Barley-Salmon Salad with Arugula Vinaigrette



4 servings (serving size: 1 1/4 cups)

Recipe from

Cooking Light

Nutritional Information

Calories 337
Caloriesfromfat 30 %
Fat 11.1 g
Satfat 3.4 g
Monofat 4.8 g
Polyfat 1.9 g
Protein 19.1 g
Carbohydrate 40.6 g
Fiber 8.1 g
Cholesterol 50 mg
Iron 1.9 mg
Sodium 489 mg
Calcium 114 mg


2 cups water
1 cup uncooked quick-cooking barley
1 (8-ounce) salmon fillet (about 1 inch thick)
1/2 teaspoon salt, divided
Cooking spray
2 cups trimmed arugula
3 tablespoons white wine vinegar
2 teaspoons extra-virgin olive oil
1/4 teaspoon black pepper
2 garlic cloves, crushed
1/2 cup (2 ounces) crumbled ricotta salata or feta cheese


Bring the water to a boil in a large saucepan. Add the barley; cover, reduce heat, and simmer for 15 minutes or until tender. Remove from heat; let stand for 5 minutes. Spoon barley into a bowl. Cool completely.

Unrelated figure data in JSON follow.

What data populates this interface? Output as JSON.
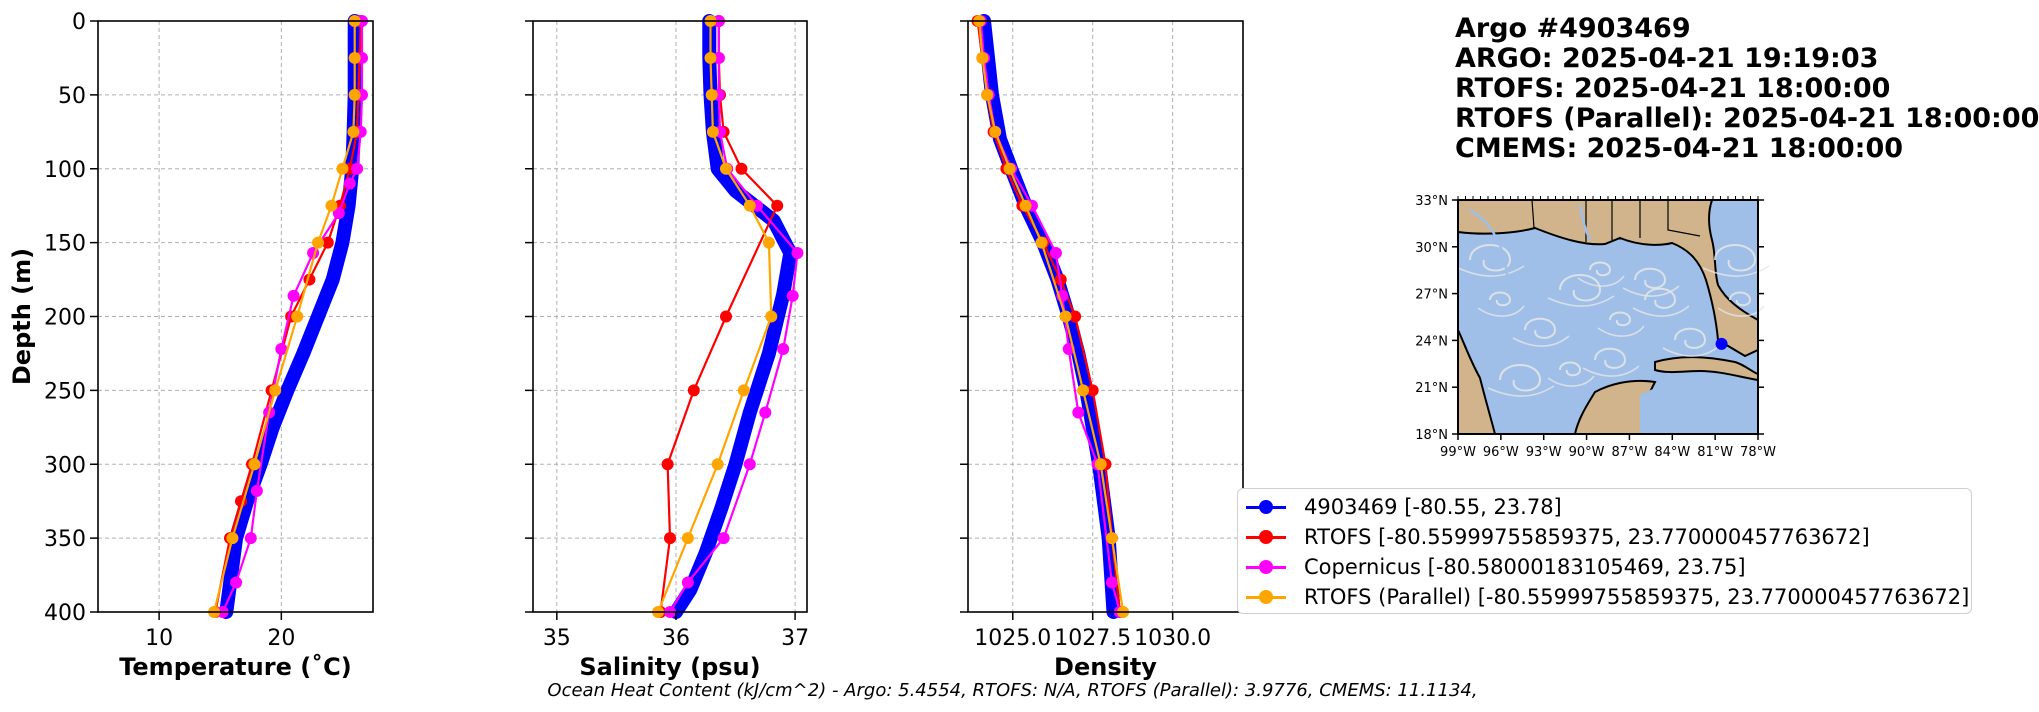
{
  "title": {
    "lines": [
      "Argo #4903469",
      "ARGO:  2025-04-21 19:19:03",
      "RTOFS: 2025-04-21 18:00:00",
      "RTOFS (Parallel): 2025-04-21 18:00:00",
      "CMEMS: 2025-04-21 18:00:00"
    ]
  },
  "footer": "Ocean Heat Content (kJ/cm^2) - Argo: 5.4554,  RTOFS: N/A,  RTOFS (Parallel): 3.9776,  CMEMS: 11.1134,",
  "colors": {
    "argo": "#0000ff",
    "rtofs": "#ff0000",
    "copernicus": "#ff00ff",
    "rtofs_parallel": "#ffa500",
    "land": "#d2b48c",
    "ocean": "#9fbfe8",
    "grid": "#b0b0b0"
  },
  "legend": [
    {
      "label": "4903469 [-80.55, 23.78]",
      "color": "#0000ff"
    },
    {
      "label": "RTOFS [-80.55999755859375, 23.770000457763672]",
      "color": "#ff0000"
    },
    {
      "label": "Copernicus [-80.58000183105469, 23.75]",
      "color": "#ff00ff"
    },
    {
      "label": "RTOFS (Parallel) [-80.55999755859375, 23.770000457763672]",
      "color": "#ffa500"
    }
  ],
  "chart_data": [
    {
      "type": "line",
      "xlabel": "Temperature (˚C)",
      "ylabel": "Depth (m)",
      "xlim": [
        5,
        27.5
      ],
      "ylim": [
        400,
        0
      ],
      "xticks": [
        10,
        20
      ],
      "yticks": [
        0,
        50,
        100,
        150,
        200,
        250,
        300,
        350,
        400
      ],
      "grid": true,
      "series": [
        {
          "name": "4903469",
          "x": [
            26.0,
            26.0,
            26.0,
            25.9,
            25.8,
            25.5,
            25.0,
            24.2,
            23.0,
            21.8,
            20.5,
            19.3,
            18.3,
            17.2,
            16.3,
            15.5
          ],
          "y": [
            0,
            20,
            50,
            80,
            100,
            125,
            150,
            175,
            200,
            225,
            250,
            275,
            300,
            325,
            350,
            400
          ]
        },
        {
          "name": "RTOFS",
          "x": [
            26.5,
            26.4,
            26.3,
            26.2,
            25.6,
            24.8,
            23.8,
            22.3,
            20.8,
            19.2,
            17.6,
            16.7,
            15.8,
            14.6
          ],
          "y": [
            0,
            25,
            50,
            75,
            100,
            125,
            150,
            175,
            200,
            250,
            300,
            325,
            350,
            400
          ]
        },
        {
          "name": "Copernicus",
          "x": [
            26.6,
            26.6,
            26.6,
            26.5,
            26.2,
            25.6,
            24.7,
            22.6,
            21.0,
            20.0,
            19.0,
            18.0,
            17.5,
            16.3,
            15.2
          ],
          "y": [
            0,
            25,
            50,
            75,
            100,
            110,
            130,
            157,
            186,
            222,
            265,
            318,
            350,
            380,
            400
          ]
        },
        {
          "name": "RTOFS (Parallel)",
          "x": [
            26.0,
            26.0,
            26.0,
            25.9,
            25.0,
            24.1,
            23.0,
            21.3,
            19.5,
            17.8,
            16.0,
            14.5
          ],
          "y": [
            0,
            25,
            50,
            75,
            100,
            125,
            150,
            200,
            250,
            300,
            350,
            400
          ]
        }
      ]
    },
    {
      "type": "line",
      "xlabel": "Salinity (psu)",
      "xlim": [
        34.8,
        37.1
      ],
      "ylim": [
        400,
        0
      ],
      "xticks": [
        35,
        36,
        37
      ],
      "yticks": [
        0,
        50,
        100,
        150,
        200,
        250,
        300,
        350,
        400
      ],
      "grid": true,
      "series": [
        {
          "name": "4903469",
          "x": [
            36.28,
            36.28,
            36.29,
            36.31,
            36.35,
            36.5,
            36.82,
            36.96,
            36.9,
            36.78,
            36.62,
            36.5,
            36.38,
            36.25,
            36.12,
            36.0
          ],
          "y": [
            0,
            25,
            50,
            75,
            100,
            115,
            135,
            157,
            185,
            225,
            265,
            300,
            330,
            360,
            385,
            400
          ]
        },
        {
          "name": "RTOFS",
          "x": [
            36.36,
            36.36,
            36.37,
            36.4,
            36.55,
            36.85,
            36.42,
            36.15,
            35.93,
            35.95,
            35.87
          ],
          "y": [
            0,
            25,
            50,
            75,
            100,
            125,
            200,
            250,
            300,
            350,
            400
          ]
        },
        {
          "name": "Copernicus",
          "x": [
            36.36,
            36.36,
            36.36,
            36.37,
            36.43,
            36.68,
            37.02,
            36.98,
            36.9,
            36.75,
            36.62,
            36.4,
            36.1,
            35.95
          ],
          "y": [
            0,
            25,
            50,
            75,
            100,
            125,
            157,
            186,
            222,
            265,
            300,
            350,
            380,
            400
          ]
        },
        {
          "name": "RTOFS (Parallel)",
          "x": [
            36.29,
            36.29,
            36.3,
            36.31,
            36.42,
            36.62,
            36.78,
            36.8,
            36.57,
            36.35,
            36.1,
            35.85
          ],
          "y": [
            0,
            25,
            50,
            75,
            100,
            125,
            150,
            200,
            250,
            300,
            350,
            400
          ]
        }
      ]
    },
    {
      "type": "line",
      "xlabel": "Density",
      "xlim": [
        1023.6,
        1032.2
      ],
      "ylim": [
        400,
        0
      ],
      "xticks": [
        1025.0,
        1027.5,
        1030.0
      ],
      "xtick_labels": [
        "1025.0",
        "1027.5",
        "1030.0"
      ],
      "yticks": [
        0,
        50,
        100,
        150,
        200,
        250,
        300,
        350,
        400
      ],
      "grid": true,
      "series": [
        {
          "name": "4903469",
          "x": [
            1024.1,
            1024.2,
            1024.35,
            1024.6,
            1024.95,
            1025.4,
            1025.95,
            1026.4,
            1026.75,
            1027.05,
            1027.3,
            1027.5,
            1027.7,
            1027.85,
            1028.0,
            1028.15
          ],
          "y": [
            0,
            20,
            50,
            80,
            100,
            125,
            150,
            175,
            200,
            225,
            250,
            275,
            300,
            325,
            350,
            400
          ]
        },
        {
          "name": "RTOFS",
          "x": [
            1023.9,
            1024.05,
            1024.2,
            1024.4,
            1024.8,
            1025.3,
            1025.95,
            1026.5,
            1026.95,
            1027.5,
            1027.9,
            1028.1,
            1028.35
          ],
          "y": [
            0,
            25,
            50,
            75,
            100,
            125,
            150,
            175,
            200,
            250,
            300,
            350,
            400
          ]
        },
        {
          "name": "Copernicus",
          "x": [
            1024.0,
            1024.1,
            1024.25,
            1024.45,
            1024.95,
            1025.6,
            1026.35,
            1026.55,
            1026.75,
            1027.05,
            1027.65,
            1028.1,
            1028.35
          ],
          "y": [
            0,
            25,
            50,
            75,
            100,
            125,
            157,
            186,
            222,
            265,
            300,
            380,
            400
          ]
        },
        {
          "name": "RTOFS (Parallel)",
          "x": [
            1023.95,
            1024.05,
            1024.2,
            1024.45,
            1024.9,
            1025.4,
            1025.9,
            1026.65,
            1027.2,
            1027.75,
            1028.1,
            1028.45
          ],
          "y": [
            0,
            25,
            50,
            75,
            100,
            125,
            150,
            200,
            250,
            300,
            350,
            400
          ]
        }
      ]
    }
  ],
  "map": {
    "lon_labels": [
      "99°W",
      "96°W",
      "93°W",
      "90°W",
      "87°W",
      "84°W",
      "81°W",
      "78°W"
    ],
    "lat_labels": [
      "33°N",
      "30°N",
      "27°N",
      "24°N",
      "21°N",
      "18°N"
    ],
    "lon_range": [
      -99,
      -78
    ],
    "lat_range": [
      18,
      33
    ],
    "float_position": [
      -80.55,
      23.78
    ]
  }
}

Sprinkle fish with 1/8 teaspoon salt. Place the fish in a small nonstick skillet coated with cooking spray over medium heat; cook 6 minutes on each side or until fish flakes easily when tested with a fork. Remove fish from pan; cool completely. Discard skin. Cut fish into 1-inch pieces; add to barley in bowl.

Place the remaining salt, arugula, and the next 4 ingredients (arugula through crushed garlic) in a blender, and process until smooth, scraping down the sides of blender. Pour arugula vinaigrette over barley and fish; add cheese. Toss gently to combine. Cover and chill.